Concentration is a great help for people who love circle casting and obviously is used extensively in concentration spells, for holding one spell while casting another or doing things while concentrating.
Penetration is self-explanatory.

Integration - I cannot overestimate how conservative and corrupt magi are. Integration is not strongly encouraged by the Order as a whole and there is strong evidence to suggest that research can and will be sabotaged by jealous magi simply because it makes them look bad, interferes with their own research, or any number of petty reasons.

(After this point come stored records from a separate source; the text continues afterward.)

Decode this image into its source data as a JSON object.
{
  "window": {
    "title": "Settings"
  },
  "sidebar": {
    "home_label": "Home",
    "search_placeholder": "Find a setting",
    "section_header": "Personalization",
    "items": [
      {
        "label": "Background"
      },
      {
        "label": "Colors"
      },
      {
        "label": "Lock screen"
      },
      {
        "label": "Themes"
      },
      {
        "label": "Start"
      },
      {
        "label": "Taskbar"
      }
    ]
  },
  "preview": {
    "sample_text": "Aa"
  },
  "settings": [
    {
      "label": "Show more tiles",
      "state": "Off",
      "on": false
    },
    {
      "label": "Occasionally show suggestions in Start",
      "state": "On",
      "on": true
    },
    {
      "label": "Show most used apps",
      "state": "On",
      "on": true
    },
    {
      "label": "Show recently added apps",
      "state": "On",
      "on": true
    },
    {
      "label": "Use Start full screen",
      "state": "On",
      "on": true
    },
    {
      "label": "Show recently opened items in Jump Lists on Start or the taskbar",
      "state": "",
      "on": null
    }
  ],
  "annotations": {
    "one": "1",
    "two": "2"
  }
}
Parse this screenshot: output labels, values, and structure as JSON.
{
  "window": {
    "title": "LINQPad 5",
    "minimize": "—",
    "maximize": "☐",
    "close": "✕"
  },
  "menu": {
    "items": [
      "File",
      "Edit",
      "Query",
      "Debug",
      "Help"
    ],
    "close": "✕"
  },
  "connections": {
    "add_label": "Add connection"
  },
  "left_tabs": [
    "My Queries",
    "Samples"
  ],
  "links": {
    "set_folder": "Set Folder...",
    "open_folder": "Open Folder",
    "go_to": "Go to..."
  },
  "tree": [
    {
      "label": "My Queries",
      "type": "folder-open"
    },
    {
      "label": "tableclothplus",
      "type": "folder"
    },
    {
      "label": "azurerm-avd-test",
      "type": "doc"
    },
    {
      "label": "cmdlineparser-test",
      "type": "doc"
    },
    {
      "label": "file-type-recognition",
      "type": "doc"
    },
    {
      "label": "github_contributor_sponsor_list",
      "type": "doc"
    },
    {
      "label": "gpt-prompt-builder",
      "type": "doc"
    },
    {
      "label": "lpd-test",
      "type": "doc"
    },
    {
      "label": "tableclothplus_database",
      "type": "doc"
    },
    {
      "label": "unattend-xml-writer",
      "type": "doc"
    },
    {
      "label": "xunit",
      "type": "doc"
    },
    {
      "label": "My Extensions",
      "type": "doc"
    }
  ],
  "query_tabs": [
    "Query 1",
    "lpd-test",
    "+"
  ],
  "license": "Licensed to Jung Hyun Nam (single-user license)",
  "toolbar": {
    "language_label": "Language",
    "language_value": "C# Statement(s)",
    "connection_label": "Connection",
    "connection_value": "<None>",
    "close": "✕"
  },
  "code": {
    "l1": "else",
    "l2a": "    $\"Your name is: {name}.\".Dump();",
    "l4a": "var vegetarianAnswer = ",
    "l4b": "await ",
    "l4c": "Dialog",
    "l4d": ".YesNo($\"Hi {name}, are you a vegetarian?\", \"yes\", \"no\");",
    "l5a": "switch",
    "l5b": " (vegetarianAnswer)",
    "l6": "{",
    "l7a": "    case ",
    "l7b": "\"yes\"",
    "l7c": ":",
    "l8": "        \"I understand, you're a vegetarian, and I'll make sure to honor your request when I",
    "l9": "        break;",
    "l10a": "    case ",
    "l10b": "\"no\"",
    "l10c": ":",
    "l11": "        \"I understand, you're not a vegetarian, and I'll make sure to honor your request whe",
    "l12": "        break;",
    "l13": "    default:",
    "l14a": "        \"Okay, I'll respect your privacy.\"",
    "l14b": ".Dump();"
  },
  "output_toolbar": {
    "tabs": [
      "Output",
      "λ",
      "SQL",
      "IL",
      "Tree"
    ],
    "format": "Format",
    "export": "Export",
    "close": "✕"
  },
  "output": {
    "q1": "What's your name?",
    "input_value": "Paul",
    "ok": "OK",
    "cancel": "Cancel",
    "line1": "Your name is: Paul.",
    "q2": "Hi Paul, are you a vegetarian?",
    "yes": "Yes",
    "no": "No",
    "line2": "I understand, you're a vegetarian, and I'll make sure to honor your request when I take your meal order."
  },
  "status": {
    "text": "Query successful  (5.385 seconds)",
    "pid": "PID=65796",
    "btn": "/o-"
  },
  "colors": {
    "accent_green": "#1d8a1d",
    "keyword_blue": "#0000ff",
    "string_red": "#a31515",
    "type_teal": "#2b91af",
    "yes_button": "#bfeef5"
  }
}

Tremere will probably defy integration of Caileach magic on the grounds that it would allow hidden Diedne dissidents to practice their magicks with impunity. Casters with Flexible Formulaic Magic would oppose the Gruagach integration because it would make them obsolete. Subtle Opening permits you to make apprentices capable of learning a dozen traditions without much effort at all (aside from having to spread Experience of course, and teach the Subtle Opening to whoever does the Opening.) Ritual items, god, just look at the story seeds.
There's a reason this sorta thing is a major part of in-Saga stories.

As for the Aegis of the Hearth, there's ways around it. You can trick a magus into giving you a token. You can sneak in with someone, being carried through the Aegis circumvents the repulsion as noted in the story seed of the Fox of Virtue in RoP: Magic. Not all Magi can manage a powerful Aegis in the first place.
The point of the Aegis is to protect the covenant from all manner of minor problems and to make it difficult for people to scry on their premises or do other shenanigans and is probably the most important single spell you'll ever see.
Also not true that they'll be necessarily too powerful; consider an Aegis 40 and a Might 45 target... collect some sympathetic connections and penetration suddenly becomes a lot easier, assuming you don't have a ritual spell to drop globs of death on it. Or that they'll all be marauders, Ars Magica isn't a combat-oriented game in the firstplace.

Still, it's your Saga. ;D

Funny how that didn't happen in any of the prior editions, when you could make magic items that granted magic resistance. :slight_smile:

Edit: BTW, I think it's very rude to have a thread asking people for their house rules and then tell someone their house rules are wrong.

Well, that's prior editions, only the people who played them would know. ;D
I know that in 5e, Magic Resistance is spectacularly powerful and lots of it could unbalance things pretty dramatically with only the tiniest push.

I was continuing Marko's 'why?' and added 'it's your saga.' I happened to know quite a few reasons to give to that 'why'.
Also, you asked why Parma isn't a spell, so I answered!
Just because I don't like them and I'm critical of them doesn't mean you should take it personally. I'm not insulting you, by any means. Heck, you go could and tear up MY House Rules, posted above, if you liked.

Here's my litmus test: Are you having fun?
If so, then there's nothing fundamentally wrong.

That was someone else's "Why?", not mine.
And, not only could you make Charms against Magic in 4th and earlier editions (and nothing bad happened), in 2nd edition, Parma Magica was a spell. ReVi General.

Oops, Birbin's 'why?'. Consider it corrected. Sorry about that, saw your familiar sword and accidentally conflated it.

That said, sure, I'm sure it worked back then. New edition seems pretty adamant about general magic resistance being fairly unbalancing.

If the Parma is a spell it causes warping.

Aegis: interesting reason.

That "why" was mine. I like to know why a change was made.